Focus on Eye Care

Focus on Eye Care

Kala is focused on developing innovative nanoparticle-based treatments for ocular diseases affecting both front and back of the eye. Kala leverages its proprietary mucus-penetrating particle (MPP) technology to enhance topical delivery into ocular tissues.

Our proprietary nanoparticle-based Mucus Penetrating Particles, or MPPs, are selectively-sized nanoparticles and have proprietary coatings. We believe that these two key attributes enable even distribution of drug particles on mucosal surfaces and significantly increase drug delivery to target tissues by enhancing mobility of drug particles through mucus and preventing drug particles from becoming trapped and eliminated by mucus.

 

Image 1. Concentration of loteprednol etabonate (LE) in rabbit aqueous humor following single topical dose of Lotemax® suspension (0.5% LE) or Kala’s KPI-121 MPP formulation (0.4% LE). Lotemax is a registered trademark of Bausch & Lomb, Inc.
Image 1. Concentration of loteprednol etabonate (LE) in rabbit aqueous humor following single topical dose of Lotemax® suspension (0.5% LE) or Kala’s KPI-121 MPP formulation (0.4% LE). Lotemax is a registered trademark of Bausch & Lomb, Inc.

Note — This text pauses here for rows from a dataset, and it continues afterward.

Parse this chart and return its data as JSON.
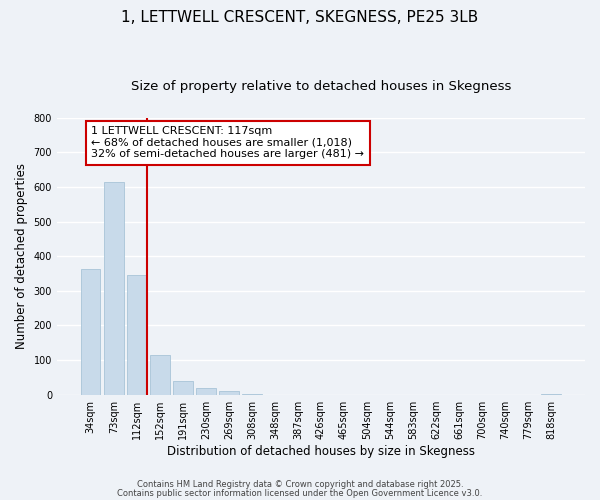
{
  "title": "1, LETTWELL CRESCENT, SKEGNESS, PE25 3LB",
  "subtitle": "Size of property relative to detached houses in Skegness",
  "xlabel": "Distribution of detached houses by size in Skegness",
  "ylabel": "Number of detached properties",
  "categories": [
    "34sqm",
    "73sqm",
    "112sqm",
    "152sqm",
    "191sqm",
    "230sqm",
    "269sqm",
    "308sqm",
    "348sqm",
    "387sqm",
    "426sqm",
    "465sqm",
    "504sqm",
    "544sqm",
    "583sqm",
    "622sqm",
    "661sqm",
    "700sqm",
    "740sqm",
    "779sqm",
    "818sqm"
  ],
  "values": [
    362,
    614,
    345,
    115,
    41,
    20,
    12,
    3,
    0,
    0,
    0,
    0,
    0,
    0,
    0,
    0,
    0,
    0,
    0,
    0,
    2
  ],
  "bar_color": "#c8daea",
  "bar_edge_color": "#a8c4d8",
  "vline_color": "#cc0000",
  "annotation_line1": "1 LETTWELL CRESCENT: 117sqm",
  "annotation_line2": "← 68% of detached houses are smaller (1,018)",
  "annotation_line3": "32% of semi-detached houses are larger (481) →",
  "box_edge_color": "#cc0000",
  "ylim": [
    0,
    800
  ],
  "yticks": [
    0,
    100,
    200,
    300,
    400,
    500,
    600,
    700,
    800
  ],
  "footer1": "Contains HM Land Registry data © Crown copyright and database right 2025.",
  "footer2": "Contains public sector information licensed under the Open Government Licence v3.0.",
  "background_color": "#eef2f7",
  "grid_color": "#ffffff",
  "title_fontsize": 11,
  "subtitle_fontsize": 9.5,
  "axis_label_fontsize": 8.5,
  "tick_fontsize": 7,
  "annotation_fontsize": 8,
  "footer_fontsize": 6
}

We have applied the MPP technology to create nanosuspensions of loteprednol etabonate, or LE, a corticosteroid designed for ocular applications, resulting in two product candidates:

  • INVELTYS™ (KPI-121 1.0%) for the treatment of inflammation and pain following ocular surgery.  INVELTYS is our topical twice-a-day product candidate for patients with inflammation and pain following cataract surgery, which is the most common type of ocular surgery in the United States. Commonly used topical ocular corticosteroid products for the treatment of post-operative inflammation and pain are approved for dosing four times a day. We have completed two Phase 3 clinical trials of INVELTYS for the treatment of inflammation and pain following cataract surgery. In May 2017, we announced topline results from the second, confirmatory Phase 3 clinical trial. In this second Phase 3 clinical trial, administration of INVELTYS two times a day achieved statistical significance for both primary efficacy endpoints of complete resolution of inflammation at day eight maintained through day 15 with no need for rescue medication compared to placebo and complete resolution of pain at day eight maintained through day 15 with no need for rescue medications compared to placebo and all secondary endpoints. INVELTYS was well tolerated with no treatment-related significant adverse events observed during the course of the trial. Based on these results, a New Drug Application (NDA) was filed with the FDA in October of 2017 and in December of 2017 the NDA was accepted with a target action date under the Prescription Drug User Fee Act (PDUFA) of August 24, 2018. If approved, INVELTYS could be the first FDA-approved ocular corticosteroid product for the treatment of post-operative inflammation and pain with twice-daily dosing.
  • KPI-121 0.25% for the temporary relief of the signs and symptoms of dry eye disease.  KPI-121 0.25% is our product candidate for patients with dry eye disease utilizing a two-week course of therapy. In January 2018, we announced topline results from two completed Phase 3 clinical trials, which we refer to as STRIDE 1 and STRIDE 2 (STRIDE – Short Term Relief In Dry Eye), evaluating the safety and efficacy of KPI-121 0.25% versus placebo in patients with dry eye disease. In the STRIDE 1 trial, statistical significance was achieved for the primary sign endpoint of conjunctival hyperemia and the primary symptom endpoint of ocular discomfort severity change from baseline to day 15 in the intent to treat, or ITT, population. In the STRIDE 2 trial, statistical significance was achieved for the primary sign endpoint of conjunctival hyperemia, but statistical significance was not achieved for the primary symptom endpoint of ocular discomfort severity. KPI-121 0.25% was generally well tolerated in both STRIDE 1 and STRIDE 2, with no clinically significant treatment-related adverse events observed during the course of either trial, and with elevations in IOP in both trials similar to placebo. If approved, KPI-121 0.25% could be the first FDA-approved product for the short-term treatment of dry eye disease.